Member of the Samoan Parliament for Safata 2
- In office 16 September 2025 – 26 May 2026
- Preceded by: Laumatiamanu Ringo Purcell

Personal details
- Party: FAST (since 2026); HRPP (until 2026);

= Tuia Fuatogi Puʻa Letoa =

Samoan politician

Tuia Logoiai Puʻa Fuatogi Letoa is a Samoan politician and former member of the Legislative Assembly of Samoa. He is a member of the Faʻatuatua i le Atua Samoa ua Tasi (FAST) party.

Letoa is a former chief executive of Samoa Airways. Following the sinking of HMNZS Manawanui in 2024 he called for the New Zealand government to compensate villagers in Safata for environmental damage, and also approached the Chinese government for assistance.

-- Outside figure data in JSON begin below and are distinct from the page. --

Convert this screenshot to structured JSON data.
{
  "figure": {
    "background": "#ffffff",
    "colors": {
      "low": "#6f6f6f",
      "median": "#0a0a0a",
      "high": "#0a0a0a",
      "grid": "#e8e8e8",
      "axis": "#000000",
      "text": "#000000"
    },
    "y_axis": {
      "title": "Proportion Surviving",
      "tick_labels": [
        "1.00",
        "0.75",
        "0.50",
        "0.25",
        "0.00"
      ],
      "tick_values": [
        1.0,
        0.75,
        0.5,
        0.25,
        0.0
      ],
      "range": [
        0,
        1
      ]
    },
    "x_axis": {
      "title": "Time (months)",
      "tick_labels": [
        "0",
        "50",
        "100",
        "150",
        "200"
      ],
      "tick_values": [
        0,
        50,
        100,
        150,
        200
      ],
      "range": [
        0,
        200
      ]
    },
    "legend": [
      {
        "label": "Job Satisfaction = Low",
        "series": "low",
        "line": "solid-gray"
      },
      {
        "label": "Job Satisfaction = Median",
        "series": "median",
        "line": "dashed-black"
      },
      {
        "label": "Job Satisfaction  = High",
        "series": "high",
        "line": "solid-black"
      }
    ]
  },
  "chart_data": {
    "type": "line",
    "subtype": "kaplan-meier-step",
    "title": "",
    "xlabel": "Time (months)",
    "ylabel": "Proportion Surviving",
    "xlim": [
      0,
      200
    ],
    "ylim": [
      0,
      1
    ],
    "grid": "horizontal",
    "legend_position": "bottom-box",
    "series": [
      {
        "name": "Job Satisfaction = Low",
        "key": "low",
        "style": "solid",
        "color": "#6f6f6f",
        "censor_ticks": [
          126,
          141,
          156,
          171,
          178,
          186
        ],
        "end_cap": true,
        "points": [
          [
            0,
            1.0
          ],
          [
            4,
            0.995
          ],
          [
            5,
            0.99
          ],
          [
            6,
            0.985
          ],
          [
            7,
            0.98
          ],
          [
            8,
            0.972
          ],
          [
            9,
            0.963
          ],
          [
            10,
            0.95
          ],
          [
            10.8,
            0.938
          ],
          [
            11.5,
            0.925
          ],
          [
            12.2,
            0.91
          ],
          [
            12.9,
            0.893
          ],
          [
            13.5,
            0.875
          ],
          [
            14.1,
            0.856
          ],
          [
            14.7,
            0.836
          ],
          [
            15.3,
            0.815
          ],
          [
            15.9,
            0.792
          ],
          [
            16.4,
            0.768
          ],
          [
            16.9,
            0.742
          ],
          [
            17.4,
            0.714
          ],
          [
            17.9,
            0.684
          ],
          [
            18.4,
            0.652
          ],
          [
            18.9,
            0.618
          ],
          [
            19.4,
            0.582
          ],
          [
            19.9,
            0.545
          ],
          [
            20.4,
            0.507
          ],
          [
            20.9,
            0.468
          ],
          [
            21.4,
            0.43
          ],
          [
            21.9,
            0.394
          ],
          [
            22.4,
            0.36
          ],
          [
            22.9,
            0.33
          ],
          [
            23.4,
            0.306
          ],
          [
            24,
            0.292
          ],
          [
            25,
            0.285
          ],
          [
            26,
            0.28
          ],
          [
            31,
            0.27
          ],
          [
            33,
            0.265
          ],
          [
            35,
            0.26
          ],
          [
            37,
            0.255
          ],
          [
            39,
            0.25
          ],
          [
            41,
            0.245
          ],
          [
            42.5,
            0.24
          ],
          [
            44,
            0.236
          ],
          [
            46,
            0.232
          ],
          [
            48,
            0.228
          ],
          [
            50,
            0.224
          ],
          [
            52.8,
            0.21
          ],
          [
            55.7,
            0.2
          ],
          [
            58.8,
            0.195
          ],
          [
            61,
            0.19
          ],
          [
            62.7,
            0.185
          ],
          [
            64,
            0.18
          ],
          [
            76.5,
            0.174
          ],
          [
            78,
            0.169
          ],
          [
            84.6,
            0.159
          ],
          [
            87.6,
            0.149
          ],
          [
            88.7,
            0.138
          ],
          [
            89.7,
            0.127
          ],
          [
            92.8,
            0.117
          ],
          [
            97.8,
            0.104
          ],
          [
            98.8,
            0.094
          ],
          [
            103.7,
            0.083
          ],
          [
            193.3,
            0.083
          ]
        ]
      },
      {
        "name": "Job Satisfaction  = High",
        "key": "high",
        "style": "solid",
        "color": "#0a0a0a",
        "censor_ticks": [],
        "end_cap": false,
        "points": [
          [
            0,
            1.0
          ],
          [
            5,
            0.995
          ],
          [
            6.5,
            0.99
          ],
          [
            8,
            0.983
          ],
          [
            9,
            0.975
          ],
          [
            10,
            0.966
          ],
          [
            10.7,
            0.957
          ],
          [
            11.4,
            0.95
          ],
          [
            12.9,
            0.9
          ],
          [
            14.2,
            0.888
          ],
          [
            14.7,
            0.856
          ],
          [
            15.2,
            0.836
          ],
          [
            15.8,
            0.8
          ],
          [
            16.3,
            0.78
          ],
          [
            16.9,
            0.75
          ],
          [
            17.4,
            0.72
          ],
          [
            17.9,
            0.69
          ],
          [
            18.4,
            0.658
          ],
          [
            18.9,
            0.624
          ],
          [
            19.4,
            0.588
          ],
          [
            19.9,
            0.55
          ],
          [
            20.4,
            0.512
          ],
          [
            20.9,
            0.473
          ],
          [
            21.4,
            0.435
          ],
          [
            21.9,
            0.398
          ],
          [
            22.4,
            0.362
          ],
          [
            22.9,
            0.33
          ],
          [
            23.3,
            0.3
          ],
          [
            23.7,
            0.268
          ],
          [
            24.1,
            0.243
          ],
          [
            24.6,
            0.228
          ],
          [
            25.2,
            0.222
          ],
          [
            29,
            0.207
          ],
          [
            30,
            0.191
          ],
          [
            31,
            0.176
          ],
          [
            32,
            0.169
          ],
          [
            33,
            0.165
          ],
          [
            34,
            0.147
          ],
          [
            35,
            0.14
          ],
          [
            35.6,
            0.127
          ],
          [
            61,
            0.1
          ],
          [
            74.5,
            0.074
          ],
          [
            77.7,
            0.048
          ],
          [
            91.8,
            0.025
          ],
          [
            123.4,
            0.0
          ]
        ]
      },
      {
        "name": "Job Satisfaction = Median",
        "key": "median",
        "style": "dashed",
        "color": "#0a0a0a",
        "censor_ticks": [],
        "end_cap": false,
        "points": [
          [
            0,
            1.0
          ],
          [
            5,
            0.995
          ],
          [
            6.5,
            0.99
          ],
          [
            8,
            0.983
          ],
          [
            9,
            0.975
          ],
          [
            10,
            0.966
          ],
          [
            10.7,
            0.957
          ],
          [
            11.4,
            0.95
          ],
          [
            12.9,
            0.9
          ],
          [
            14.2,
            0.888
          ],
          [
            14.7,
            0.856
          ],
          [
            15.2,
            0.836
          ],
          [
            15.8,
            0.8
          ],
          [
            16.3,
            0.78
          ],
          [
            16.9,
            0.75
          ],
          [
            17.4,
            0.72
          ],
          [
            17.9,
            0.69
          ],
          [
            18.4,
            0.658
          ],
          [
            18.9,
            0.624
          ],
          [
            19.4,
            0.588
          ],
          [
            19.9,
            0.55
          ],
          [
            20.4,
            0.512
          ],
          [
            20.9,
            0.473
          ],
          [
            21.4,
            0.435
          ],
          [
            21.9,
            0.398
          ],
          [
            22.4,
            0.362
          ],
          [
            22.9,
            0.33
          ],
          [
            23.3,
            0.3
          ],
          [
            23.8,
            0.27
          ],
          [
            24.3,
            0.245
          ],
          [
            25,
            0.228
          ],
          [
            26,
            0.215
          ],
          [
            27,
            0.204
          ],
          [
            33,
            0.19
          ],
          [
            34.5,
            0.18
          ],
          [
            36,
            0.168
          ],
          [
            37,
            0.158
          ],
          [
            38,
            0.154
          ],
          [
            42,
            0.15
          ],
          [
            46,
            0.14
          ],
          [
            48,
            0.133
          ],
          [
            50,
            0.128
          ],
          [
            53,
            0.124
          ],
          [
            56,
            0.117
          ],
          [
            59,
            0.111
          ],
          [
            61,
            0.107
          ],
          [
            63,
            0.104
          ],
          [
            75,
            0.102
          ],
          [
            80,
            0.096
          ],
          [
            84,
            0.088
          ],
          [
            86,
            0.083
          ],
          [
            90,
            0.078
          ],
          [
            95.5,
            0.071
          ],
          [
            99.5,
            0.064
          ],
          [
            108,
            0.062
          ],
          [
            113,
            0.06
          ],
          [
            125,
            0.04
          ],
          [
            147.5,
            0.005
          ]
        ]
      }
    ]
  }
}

He was first elected to the Legislative Assembly at the 2025 Samoan general election as a candidate for the Human Rights Protection Party (HRPP), after winning the Safata 2 seat. Letoa defected from the HRPP to join FAST in May 2026, citing the wishes of his district chiefs. He subsequently resigned from parliament on 26 May to comply with the Electoral Act, which mandates that a representative vacate their seat should they change their affiliation during a parliamentary term, triggering a by-election.